Get a taste of German childhood at the Augsburger Puppenkiste, Germany's most famous puppet theater. Generations of Germans grew up with Tomcat Mikesch, Urmel the dinosaur and Lukas the locomotive driver, all marionettes from Augsburg's workshops. Since 1948, the puppets have shown their stuff on television and on stage in adaptations of "Puss in Boots," "Sleeping Beauty" and Mozart's "Don Giovanni." The shows are designed for children between 3 and 80 years, and you don't need to know German to appreciate them.

Augsburg's marionettes have been delighting children and their parents for over half a centuryImage: AP
Dr.
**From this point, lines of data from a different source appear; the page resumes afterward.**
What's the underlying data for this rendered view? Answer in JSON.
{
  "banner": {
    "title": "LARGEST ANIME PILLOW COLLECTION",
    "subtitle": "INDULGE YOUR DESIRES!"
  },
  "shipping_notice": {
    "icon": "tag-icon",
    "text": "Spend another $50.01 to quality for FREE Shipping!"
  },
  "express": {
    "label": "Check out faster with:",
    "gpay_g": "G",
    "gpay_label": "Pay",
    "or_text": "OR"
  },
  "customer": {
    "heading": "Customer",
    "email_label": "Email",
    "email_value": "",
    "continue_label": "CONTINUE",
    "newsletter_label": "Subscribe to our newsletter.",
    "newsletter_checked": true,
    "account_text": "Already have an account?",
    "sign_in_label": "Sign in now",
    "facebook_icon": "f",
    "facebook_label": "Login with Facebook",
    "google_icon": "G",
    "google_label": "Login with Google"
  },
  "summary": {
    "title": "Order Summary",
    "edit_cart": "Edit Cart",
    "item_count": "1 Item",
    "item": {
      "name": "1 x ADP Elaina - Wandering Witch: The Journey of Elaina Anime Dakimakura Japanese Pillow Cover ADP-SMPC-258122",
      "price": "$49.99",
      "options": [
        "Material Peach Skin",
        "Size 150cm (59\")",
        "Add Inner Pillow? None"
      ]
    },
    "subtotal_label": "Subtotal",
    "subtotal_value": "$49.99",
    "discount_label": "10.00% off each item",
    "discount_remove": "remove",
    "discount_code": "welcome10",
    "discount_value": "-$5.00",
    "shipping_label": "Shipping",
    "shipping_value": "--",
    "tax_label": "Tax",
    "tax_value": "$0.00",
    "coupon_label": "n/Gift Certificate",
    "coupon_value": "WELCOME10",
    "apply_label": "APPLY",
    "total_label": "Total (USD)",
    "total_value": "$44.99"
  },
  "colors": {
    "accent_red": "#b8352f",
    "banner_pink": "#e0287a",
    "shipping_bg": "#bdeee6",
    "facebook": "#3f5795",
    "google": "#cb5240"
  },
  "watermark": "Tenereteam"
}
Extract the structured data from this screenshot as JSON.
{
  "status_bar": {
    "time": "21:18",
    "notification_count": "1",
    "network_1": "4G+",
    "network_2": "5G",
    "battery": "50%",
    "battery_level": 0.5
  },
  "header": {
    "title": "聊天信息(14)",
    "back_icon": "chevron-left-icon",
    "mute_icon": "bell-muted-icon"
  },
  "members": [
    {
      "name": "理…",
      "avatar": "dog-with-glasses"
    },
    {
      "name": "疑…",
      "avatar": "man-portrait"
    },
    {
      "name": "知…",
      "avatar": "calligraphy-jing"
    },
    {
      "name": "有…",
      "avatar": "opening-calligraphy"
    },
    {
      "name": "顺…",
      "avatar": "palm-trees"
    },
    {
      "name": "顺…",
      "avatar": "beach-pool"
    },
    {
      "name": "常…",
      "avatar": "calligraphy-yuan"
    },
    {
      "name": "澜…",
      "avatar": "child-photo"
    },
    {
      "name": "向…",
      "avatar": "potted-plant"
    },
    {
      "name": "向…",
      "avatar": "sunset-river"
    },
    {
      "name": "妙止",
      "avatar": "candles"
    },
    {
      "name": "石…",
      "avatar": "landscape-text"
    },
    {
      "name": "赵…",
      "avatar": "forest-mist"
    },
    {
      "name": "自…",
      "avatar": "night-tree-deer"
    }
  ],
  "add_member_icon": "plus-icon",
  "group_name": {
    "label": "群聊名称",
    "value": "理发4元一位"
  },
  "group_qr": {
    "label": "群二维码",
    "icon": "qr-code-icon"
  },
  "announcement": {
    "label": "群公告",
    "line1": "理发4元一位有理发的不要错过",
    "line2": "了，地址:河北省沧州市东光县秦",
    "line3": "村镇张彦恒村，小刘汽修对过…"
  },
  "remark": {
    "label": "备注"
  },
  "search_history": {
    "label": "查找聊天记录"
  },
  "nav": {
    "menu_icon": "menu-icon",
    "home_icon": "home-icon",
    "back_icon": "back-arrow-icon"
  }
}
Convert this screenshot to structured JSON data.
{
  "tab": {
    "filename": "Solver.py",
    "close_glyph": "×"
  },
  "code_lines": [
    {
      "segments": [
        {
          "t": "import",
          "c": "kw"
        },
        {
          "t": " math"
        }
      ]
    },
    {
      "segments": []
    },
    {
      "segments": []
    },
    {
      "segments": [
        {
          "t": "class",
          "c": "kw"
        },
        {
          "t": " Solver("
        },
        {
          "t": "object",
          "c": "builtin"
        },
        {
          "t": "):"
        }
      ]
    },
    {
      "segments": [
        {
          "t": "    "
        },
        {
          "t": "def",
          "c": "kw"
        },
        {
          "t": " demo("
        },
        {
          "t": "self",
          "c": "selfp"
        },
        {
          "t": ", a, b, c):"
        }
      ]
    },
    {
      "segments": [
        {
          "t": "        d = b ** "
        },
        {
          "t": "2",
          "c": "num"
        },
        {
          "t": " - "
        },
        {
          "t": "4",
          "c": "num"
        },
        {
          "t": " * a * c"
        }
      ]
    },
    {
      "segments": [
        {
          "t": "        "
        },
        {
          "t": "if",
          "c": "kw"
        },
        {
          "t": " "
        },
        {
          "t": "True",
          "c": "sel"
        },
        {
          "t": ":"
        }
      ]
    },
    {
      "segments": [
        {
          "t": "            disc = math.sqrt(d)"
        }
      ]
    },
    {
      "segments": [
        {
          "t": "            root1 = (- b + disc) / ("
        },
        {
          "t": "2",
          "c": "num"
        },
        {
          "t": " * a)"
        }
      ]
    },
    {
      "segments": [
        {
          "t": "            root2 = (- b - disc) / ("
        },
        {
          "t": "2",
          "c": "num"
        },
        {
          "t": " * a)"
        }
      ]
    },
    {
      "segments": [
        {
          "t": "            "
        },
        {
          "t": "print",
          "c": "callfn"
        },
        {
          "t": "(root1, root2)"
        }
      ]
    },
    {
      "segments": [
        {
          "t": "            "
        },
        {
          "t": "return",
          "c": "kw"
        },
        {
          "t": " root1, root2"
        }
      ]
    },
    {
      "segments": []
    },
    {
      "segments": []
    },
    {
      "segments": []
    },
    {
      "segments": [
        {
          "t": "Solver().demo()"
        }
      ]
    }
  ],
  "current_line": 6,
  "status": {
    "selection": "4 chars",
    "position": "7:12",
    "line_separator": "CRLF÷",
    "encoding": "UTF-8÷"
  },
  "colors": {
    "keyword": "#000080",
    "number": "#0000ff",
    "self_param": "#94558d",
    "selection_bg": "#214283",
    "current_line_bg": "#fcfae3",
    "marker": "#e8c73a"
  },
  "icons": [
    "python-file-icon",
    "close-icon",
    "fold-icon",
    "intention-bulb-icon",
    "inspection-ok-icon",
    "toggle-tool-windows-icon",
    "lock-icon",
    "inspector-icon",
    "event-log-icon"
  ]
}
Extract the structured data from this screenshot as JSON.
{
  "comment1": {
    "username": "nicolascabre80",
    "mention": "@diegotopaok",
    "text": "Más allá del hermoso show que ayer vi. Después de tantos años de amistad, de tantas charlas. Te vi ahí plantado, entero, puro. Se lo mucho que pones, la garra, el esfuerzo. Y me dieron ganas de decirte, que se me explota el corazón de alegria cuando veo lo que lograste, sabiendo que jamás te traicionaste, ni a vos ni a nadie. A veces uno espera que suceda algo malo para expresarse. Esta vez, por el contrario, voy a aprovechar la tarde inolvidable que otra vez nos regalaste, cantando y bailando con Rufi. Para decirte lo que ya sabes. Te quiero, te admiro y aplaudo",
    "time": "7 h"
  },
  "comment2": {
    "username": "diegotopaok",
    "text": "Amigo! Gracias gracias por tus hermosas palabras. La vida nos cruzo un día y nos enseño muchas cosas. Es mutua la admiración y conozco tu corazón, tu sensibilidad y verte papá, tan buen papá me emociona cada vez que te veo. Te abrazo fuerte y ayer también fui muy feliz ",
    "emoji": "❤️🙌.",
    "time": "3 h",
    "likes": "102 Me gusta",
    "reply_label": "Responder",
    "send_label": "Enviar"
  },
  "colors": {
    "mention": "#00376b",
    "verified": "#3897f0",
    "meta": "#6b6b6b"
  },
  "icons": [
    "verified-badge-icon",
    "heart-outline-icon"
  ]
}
Christoph Scheurl by Lucas Cranach the Elder, 1504Image: dpa

Compare old and new masters in Chemnitz. The eastern German town's Art Galleries hosts one of the largest ever exhibitions of 77 paintings by Lucas Cranach the Elder (1472-1553) and his son, Lucas Cranach the Younger (1515-1586). Until March 12, visitors can examine the artworks that not only left a lasting mark on German painting but on modern master Pablo Picasso as well. Thus the Art Galleries are also showing 17 of works the Spaniard created between 1942 and 1958 based on the Cranachs' motifs.

Pier Paolo PasoliniImage: dpa

Acquire insight into the work of a controversial artist in Munich. Best known as a film director, Pier Paolo Pasolini (1922-1975) was also a writer, playwright, journalist, poet, graphic artist, painter and infamous taboo-breaker. The Pinakothek der Moderne's current exhibition, "P.P.P. -- Pier Paolo Pasolini and Death," explores the Italian's different facets, tracing the development of a thinker focussed on humanity's fate, religion, sexuality and death. "As long as I am not dead, no one will be able to claim they really know me," Pasolini once claimed. Perhaps now, 30 years after his assassination, it's possible.

Esa-Pekka SalonenImage: dpa - Fotoreport

And if you're weary from all that thinking, get a boost from the music of Mahler during the Philharmonia Orchestra's 60th anniversary tour. Finnish conductor and composer Esa-Pekka Salonen leads the London orchestra's performance of Mahler's jubilant 7th symphony in Stuttgart, Freiburg and Frankfurt this week. And even if you can't make it to the concerts, you can follow the musicians' tour day by day on cellist Katherine Wood's Weblog.